As Large Language Models (LLMs) are increasingly deployed in safety-critical domains, rigorously evaluating their robustness against adversarial jailbreaks is essential. However, current safety evaluations often overestimate robustness because existing automated attacks are limited by restrictive assumptions. They typically rely on handcrafted priors or require white-box access for gradient propagation. We challenge these constraints by demonstrating that token-level iterative optimization can succeed without gradients or priors. We introduce RAILS (RAndom Iterative Local Search), a framework that operates solely on model logits. RAILS matches the effectiveness of gradient-based methods through two key innovations: a novel auto-regressive loss that enforces exact prefix matching, and a history-based selection strategy that bridges the gap between the proxy optimization objective and the true attack success rate. Crucially, by eliminating gradient dependency, RAILS enables cross-tokenizer ensemble attacks. This allows for the discovery of shared adversarial patterns that generalize across disjoint vocabularies, significantly enhancing transferability to closed-source systems. Empirically, RAILS achieves near 100% success rates on multiple open-source models and high black-box attack transferability to closed-source systems like GPT and Gemini.

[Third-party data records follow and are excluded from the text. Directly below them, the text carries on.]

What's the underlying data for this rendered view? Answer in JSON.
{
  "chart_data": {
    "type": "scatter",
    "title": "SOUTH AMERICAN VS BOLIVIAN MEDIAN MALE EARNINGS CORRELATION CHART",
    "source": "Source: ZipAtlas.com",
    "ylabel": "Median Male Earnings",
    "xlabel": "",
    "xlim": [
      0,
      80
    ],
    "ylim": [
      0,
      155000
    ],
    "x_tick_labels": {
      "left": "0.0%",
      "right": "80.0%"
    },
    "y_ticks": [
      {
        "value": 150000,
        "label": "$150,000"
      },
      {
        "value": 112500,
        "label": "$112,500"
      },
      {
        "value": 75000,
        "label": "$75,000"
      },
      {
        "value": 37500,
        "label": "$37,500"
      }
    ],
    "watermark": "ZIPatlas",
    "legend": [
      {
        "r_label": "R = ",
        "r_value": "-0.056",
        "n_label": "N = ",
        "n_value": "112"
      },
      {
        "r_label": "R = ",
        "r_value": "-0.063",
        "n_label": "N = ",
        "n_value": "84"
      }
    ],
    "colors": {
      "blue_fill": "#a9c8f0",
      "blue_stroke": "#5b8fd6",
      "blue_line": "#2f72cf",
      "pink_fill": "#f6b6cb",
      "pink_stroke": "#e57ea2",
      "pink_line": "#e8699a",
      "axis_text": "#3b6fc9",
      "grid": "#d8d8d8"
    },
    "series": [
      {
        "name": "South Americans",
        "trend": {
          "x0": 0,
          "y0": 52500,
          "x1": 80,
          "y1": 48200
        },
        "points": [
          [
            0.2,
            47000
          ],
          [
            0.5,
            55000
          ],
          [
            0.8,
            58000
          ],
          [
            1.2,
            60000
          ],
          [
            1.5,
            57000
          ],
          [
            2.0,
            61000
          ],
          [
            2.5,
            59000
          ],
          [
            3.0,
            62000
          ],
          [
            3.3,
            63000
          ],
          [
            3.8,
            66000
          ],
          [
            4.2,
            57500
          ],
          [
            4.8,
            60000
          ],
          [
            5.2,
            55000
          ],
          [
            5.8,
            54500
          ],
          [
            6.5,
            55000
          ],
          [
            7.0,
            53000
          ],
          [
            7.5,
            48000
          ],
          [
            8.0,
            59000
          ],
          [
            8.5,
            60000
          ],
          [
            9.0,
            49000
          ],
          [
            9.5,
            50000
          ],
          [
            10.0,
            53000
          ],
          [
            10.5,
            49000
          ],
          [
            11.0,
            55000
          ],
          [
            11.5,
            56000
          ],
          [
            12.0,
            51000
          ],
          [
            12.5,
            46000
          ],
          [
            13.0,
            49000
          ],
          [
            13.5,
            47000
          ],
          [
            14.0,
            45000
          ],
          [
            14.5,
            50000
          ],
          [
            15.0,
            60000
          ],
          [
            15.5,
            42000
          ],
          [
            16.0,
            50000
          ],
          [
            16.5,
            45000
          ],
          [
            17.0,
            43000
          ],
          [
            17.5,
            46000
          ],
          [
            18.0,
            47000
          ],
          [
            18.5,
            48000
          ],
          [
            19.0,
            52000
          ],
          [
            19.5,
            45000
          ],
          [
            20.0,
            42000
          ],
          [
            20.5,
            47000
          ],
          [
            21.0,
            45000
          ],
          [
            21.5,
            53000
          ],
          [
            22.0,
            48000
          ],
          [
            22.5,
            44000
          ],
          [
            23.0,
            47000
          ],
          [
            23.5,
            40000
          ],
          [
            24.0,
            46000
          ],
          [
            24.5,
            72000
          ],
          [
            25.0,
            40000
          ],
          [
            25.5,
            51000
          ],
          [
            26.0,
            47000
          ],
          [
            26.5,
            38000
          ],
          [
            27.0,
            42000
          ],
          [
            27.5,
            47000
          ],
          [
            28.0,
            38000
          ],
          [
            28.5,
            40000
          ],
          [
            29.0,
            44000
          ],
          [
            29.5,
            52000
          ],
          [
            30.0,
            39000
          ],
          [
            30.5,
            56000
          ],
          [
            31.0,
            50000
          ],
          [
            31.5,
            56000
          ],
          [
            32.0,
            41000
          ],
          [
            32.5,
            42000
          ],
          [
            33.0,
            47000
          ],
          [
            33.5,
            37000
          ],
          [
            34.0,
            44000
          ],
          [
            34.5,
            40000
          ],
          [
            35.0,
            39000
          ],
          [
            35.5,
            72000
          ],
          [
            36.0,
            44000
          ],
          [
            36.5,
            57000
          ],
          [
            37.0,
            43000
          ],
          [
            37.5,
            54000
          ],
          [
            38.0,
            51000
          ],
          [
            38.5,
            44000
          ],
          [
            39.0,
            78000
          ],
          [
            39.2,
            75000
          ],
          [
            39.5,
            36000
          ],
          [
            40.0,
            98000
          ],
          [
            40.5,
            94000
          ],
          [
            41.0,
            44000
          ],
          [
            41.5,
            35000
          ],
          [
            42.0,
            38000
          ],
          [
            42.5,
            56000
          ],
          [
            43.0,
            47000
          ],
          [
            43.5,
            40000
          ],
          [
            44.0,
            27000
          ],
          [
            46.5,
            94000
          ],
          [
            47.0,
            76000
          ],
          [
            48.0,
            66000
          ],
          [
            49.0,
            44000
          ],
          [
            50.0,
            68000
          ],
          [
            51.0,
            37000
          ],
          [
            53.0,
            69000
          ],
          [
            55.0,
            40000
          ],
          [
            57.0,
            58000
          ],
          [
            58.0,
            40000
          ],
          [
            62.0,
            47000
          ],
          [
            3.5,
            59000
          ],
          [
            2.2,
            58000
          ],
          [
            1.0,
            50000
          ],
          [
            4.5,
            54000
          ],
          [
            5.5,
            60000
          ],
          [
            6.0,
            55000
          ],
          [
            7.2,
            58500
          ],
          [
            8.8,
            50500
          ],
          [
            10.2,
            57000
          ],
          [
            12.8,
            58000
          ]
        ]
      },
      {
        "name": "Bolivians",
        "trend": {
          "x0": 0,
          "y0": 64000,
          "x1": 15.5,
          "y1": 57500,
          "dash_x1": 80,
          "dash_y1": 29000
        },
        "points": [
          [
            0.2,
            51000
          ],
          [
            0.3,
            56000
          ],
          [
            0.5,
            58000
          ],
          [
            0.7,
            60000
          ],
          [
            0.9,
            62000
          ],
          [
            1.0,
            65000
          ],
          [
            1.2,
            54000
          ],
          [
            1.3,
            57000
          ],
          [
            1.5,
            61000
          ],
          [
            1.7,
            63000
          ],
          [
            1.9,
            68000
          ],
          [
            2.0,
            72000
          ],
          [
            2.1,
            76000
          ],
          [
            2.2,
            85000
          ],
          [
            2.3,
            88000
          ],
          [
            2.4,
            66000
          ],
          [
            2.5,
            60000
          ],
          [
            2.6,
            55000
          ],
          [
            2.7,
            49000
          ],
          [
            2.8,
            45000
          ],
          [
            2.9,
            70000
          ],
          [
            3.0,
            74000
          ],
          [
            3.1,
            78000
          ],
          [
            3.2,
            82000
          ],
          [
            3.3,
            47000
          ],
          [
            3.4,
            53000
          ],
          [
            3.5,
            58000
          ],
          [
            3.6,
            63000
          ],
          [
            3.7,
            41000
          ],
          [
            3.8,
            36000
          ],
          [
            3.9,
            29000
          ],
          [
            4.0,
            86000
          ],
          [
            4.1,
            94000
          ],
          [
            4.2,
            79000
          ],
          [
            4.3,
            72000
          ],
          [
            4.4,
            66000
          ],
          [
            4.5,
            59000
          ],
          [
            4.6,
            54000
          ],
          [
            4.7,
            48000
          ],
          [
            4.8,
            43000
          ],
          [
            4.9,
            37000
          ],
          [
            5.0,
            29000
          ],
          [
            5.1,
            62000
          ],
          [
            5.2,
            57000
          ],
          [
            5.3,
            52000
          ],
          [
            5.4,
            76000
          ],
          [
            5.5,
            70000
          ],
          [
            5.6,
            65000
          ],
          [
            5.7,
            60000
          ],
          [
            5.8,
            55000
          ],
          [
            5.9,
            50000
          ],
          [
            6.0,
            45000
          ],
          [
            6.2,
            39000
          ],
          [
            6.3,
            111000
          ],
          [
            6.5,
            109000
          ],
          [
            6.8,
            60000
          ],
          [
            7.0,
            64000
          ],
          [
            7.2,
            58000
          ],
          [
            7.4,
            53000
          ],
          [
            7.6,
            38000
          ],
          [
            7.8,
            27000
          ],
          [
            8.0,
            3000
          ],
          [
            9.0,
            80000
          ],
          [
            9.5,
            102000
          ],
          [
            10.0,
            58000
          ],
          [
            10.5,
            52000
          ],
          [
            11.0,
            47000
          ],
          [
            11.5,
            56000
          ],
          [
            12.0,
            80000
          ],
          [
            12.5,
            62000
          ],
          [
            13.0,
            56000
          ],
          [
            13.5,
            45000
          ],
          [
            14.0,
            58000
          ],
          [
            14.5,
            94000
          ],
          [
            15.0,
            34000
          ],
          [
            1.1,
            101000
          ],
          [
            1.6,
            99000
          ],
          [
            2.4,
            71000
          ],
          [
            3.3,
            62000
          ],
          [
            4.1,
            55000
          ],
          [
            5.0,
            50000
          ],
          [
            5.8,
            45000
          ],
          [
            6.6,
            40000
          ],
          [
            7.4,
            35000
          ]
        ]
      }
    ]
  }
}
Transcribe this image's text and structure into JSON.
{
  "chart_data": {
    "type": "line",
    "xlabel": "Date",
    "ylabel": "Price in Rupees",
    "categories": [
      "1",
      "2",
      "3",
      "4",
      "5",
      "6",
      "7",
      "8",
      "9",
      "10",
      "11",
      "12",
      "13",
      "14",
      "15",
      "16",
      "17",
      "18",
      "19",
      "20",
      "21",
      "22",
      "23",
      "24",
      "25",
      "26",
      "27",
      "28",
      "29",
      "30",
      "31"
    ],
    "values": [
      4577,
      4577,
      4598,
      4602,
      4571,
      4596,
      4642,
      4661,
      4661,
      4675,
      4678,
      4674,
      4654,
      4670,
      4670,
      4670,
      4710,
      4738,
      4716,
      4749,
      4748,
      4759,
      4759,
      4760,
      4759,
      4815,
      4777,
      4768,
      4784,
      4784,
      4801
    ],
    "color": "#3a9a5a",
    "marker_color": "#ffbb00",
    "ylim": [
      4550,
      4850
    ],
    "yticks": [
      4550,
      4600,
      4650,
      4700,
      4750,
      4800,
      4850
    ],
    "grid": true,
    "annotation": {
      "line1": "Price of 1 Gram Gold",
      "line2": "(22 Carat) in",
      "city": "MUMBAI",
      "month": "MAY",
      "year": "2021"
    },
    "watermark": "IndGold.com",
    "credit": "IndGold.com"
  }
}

翻译：随着大语言模型（LLM）日益部署在安全关键领域，严格评估其对抗越狱攻击的鲁棒性至关重要。然而，当前的安全性评估往往高估了模型的鲁棒性，因为现有的自动化攻击方法受限于严格的假设条件。这些方法通常依赖于手工构建的先验知识，或需要白盒访问权限以进行梯度传播。我们通过证明无需梯度或先验知识的词元级迭代优化同样能够成功，对这些限制提出了挑战。本文提出RAILS（随机迭代局部搜索）框架，该框架仅基于模型的对数概率进行操作。RAILS通过两项关键创新实现了与基于梯度的方法相当的效果：一种强制精确前缀匹配的新型自回归损失函数，以及一种基于历史的选择策略，该策略弥合了代理优化目标与真实攻击成功率之间的差距。至关重要的是，通过消除对梯度的依赖，RAILS实现了跨分词器的集成攻击。这使得系统能够发现可泛化至互不相交词表的共享对抗模式，显著提升了对闭源系统（如GPT和Gemini）的黑盒攻击可迁移性。实验表明，RAILS在多个开源模型上实现了接近100%的成功率，并对闭源系统展现出较高的黑盒攻击可迁移性。